Unable to start FT DA servers, both dadaemon & activemq failing with error:
$ sudo service dadaemon start
Redirecting to /bin/systemctl start dadaemon.service
Job for dadaemon.service failed because the control process exited with error code. See "systemctl status dadaemon.service" and "journalctl -xe" for details.
Detailed error is:
Nov 16 10:08:19 DA1 dadaemon[30157]: WARNING: this is a Fault Tolerant setup and currently other DA has the execution privilege, the startup operation will be aborted
Nov 16 10:08:19 DA1 systemd[1]: dadaemon.service: control process exited, code=exited status=1
Nov 16 10:08:19 DA1 systemd[1]: Failed to start Data Aggregator.
Only the consul and consul-ext run, but with errors. When looking at the consul, we see the following repeated from the /var/log/messages on the primary DA:
Nov 16 10:18:40 DA1 consul: 2021-11-16T10:18:40.054+0800 [ERROR] agent.anti_entropy: failed to sync remote state: error="rpc error making call: failed inserting node: Error while renaming Node ID: "acb371f7-8d8d-a24c-654e-464cb73a7afc": Node name DA1 is reserved by node 72ef1eb5-91ca-0457-c54f-bba63d0ba78b with name DA1 (172.XXX.XXX.XXX)"
Nov 16 10:18:40 DA1 consul: 2021-11-16T10:18:40.143+0800 [WARN] agent.server.fsm: EnsureRegistration failed: error="failed inserting node: Error while renaming Node ID: "acb371f7-8d8d-a24c-654e-464cb73a7afc": Node name DA1 is reserved by node 72ef1eb5-91ca-0457-c54f-bba63d0ba78b with name DA1 (172.XXX.XXX.XXX)"
Nov 16 10:18:45 DA1 consul: 2021-11-16T10:18:45.882+0800 [WARN] agent: Check is now critical: check=service:daservice
DX NetOps CAPM Release : 20.2 or later
Component : IM Data Aggregator
Ensure SELinux is disabled.
Check /etc/hosts, ensure IP address/hostname is set.

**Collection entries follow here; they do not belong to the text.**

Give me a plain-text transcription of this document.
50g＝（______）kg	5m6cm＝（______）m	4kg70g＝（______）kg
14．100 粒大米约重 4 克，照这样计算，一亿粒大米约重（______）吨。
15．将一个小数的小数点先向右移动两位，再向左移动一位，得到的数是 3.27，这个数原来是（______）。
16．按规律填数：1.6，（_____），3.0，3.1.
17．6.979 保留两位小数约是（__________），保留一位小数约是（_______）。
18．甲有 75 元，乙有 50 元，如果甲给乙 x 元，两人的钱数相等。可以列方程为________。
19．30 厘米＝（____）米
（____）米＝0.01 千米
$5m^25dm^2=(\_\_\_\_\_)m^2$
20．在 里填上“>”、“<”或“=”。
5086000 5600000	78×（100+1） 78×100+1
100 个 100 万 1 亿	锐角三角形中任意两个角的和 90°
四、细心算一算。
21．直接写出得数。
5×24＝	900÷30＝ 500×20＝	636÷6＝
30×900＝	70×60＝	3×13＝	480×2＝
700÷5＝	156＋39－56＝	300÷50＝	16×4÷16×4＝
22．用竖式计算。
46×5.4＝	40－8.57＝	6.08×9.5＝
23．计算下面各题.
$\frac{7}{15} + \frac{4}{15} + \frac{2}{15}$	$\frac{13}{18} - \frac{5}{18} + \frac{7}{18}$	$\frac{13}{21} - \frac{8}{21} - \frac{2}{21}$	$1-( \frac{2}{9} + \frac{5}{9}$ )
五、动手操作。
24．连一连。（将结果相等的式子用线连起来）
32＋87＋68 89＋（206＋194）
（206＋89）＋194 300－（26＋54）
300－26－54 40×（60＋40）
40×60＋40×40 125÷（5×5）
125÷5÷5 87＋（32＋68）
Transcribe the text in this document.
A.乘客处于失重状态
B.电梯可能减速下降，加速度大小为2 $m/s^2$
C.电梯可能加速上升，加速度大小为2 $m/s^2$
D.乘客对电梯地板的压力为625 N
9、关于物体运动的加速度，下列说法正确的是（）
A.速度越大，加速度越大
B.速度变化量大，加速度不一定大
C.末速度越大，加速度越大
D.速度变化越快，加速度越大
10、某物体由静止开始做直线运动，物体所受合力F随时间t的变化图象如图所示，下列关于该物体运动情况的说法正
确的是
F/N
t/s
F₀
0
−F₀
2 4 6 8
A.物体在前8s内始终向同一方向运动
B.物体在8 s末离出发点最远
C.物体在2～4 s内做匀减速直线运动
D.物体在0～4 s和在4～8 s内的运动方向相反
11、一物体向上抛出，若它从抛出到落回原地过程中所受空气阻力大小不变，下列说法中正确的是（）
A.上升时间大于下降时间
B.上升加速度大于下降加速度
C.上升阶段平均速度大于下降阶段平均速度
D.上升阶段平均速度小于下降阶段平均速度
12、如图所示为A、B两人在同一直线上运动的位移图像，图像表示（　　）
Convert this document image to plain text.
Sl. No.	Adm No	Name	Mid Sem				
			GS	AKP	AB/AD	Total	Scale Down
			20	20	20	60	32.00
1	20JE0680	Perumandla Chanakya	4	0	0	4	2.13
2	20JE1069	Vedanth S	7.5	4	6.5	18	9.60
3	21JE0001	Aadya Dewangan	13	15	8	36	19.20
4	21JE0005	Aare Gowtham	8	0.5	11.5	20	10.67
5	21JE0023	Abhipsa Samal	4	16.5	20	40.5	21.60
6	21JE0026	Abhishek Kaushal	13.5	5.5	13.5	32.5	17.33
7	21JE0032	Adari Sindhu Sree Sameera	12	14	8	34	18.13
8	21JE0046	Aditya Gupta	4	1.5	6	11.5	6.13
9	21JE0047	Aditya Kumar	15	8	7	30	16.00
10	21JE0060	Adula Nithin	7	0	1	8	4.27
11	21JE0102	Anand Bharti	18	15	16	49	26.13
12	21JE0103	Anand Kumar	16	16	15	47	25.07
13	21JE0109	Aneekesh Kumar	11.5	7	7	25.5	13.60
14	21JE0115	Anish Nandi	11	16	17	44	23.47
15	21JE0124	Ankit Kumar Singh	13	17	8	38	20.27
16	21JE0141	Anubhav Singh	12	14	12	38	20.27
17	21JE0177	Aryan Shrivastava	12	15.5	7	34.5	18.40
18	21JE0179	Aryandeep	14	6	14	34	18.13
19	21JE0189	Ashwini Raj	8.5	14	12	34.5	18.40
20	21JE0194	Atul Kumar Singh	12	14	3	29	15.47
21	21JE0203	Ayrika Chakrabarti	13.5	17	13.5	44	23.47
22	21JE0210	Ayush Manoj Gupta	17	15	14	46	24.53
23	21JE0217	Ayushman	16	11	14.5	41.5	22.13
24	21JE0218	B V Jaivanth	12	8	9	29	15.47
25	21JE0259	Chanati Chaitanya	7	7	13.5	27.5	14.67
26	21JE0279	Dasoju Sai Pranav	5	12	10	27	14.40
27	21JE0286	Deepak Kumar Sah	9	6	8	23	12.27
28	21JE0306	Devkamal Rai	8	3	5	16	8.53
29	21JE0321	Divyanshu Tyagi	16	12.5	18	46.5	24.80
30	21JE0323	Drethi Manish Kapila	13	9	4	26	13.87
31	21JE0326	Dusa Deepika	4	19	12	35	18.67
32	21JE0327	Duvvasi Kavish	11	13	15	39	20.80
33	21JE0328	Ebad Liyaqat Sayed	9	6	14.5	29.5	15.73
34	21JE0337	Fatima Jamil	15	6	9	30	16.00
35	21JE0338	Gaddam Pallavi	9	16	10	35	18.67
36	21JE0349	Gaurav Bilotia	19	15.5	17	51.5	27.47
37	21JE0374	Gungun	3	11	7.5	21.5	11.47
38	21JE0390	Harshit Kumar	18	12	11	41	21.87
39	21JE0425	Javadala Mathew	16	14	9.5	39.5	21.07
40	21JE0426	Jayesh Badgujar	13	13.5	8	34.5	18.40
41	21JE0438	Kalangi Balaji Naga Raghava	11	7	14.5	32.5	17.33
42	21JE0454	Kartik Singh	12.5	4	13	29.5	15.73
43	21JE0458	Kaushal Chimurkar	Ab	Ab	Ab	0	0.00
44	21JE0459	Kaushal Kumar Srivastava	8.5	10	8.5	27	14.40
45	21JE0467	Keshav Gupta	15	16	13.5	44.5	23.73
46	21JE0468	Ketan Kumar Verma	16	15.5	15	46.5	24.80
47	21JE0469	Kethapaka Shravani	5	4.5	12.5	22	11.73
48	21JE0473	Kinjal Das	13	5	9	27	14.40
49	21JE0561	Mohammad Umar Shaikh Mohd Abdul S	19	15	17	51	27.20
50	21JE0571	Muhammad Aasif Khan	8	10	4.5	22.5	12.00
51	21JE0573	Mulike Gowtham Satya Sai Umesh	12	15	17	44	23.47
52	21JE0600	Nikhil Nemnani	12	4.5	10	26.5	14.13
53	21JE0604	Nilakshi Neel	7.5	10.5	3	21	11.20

Then restore primary DA to operational status by doing the following:
$ cd /opt/CA/IMDataAggregator/consul/bin
$ ./consul members
Node Address Status Type Build Protocol DC Segment
DA1 XXX.XXX.XXX.1:8301 alive server 1.7.2 2 capm <all>
DA1-HA. XXX.XXX.XXX.2:8301 alive server 1.7.2 2 capm <all>
DA-PROXY XXX.XXX.XXX.3:8301 alive server 1.7.2 2 capm <all>
$ ./consul operator raft list-peers
Node ID Address State Voter RaftProtocol
DA-PROXY 7dc914d8-2959-9659-1da4-5d83fb074a1c XXX.XXX.XXX.3:8300 leader true 3
DA1-HA d0cad9d2-701a-e6b7-c7e7-40235e316a3a XXX.XXX.XXX.2:8300 follower true 3
DA1 acb371f7-8d8d-a24c-654e-464cb73a7afc XXX.XXX.XXX.1:8300 follower true 3
With Fault Tolerant (FT) DAs, if everything is working you will have one DA fully running to include the activeMQ and dadaemon services and the other DA will show as inactive (green like above) but no services (other than the consul) will be running. FT is not two DAs running in tandem, it's one DA running fully and the other DA waiting to start services if a fail over is detected as needed.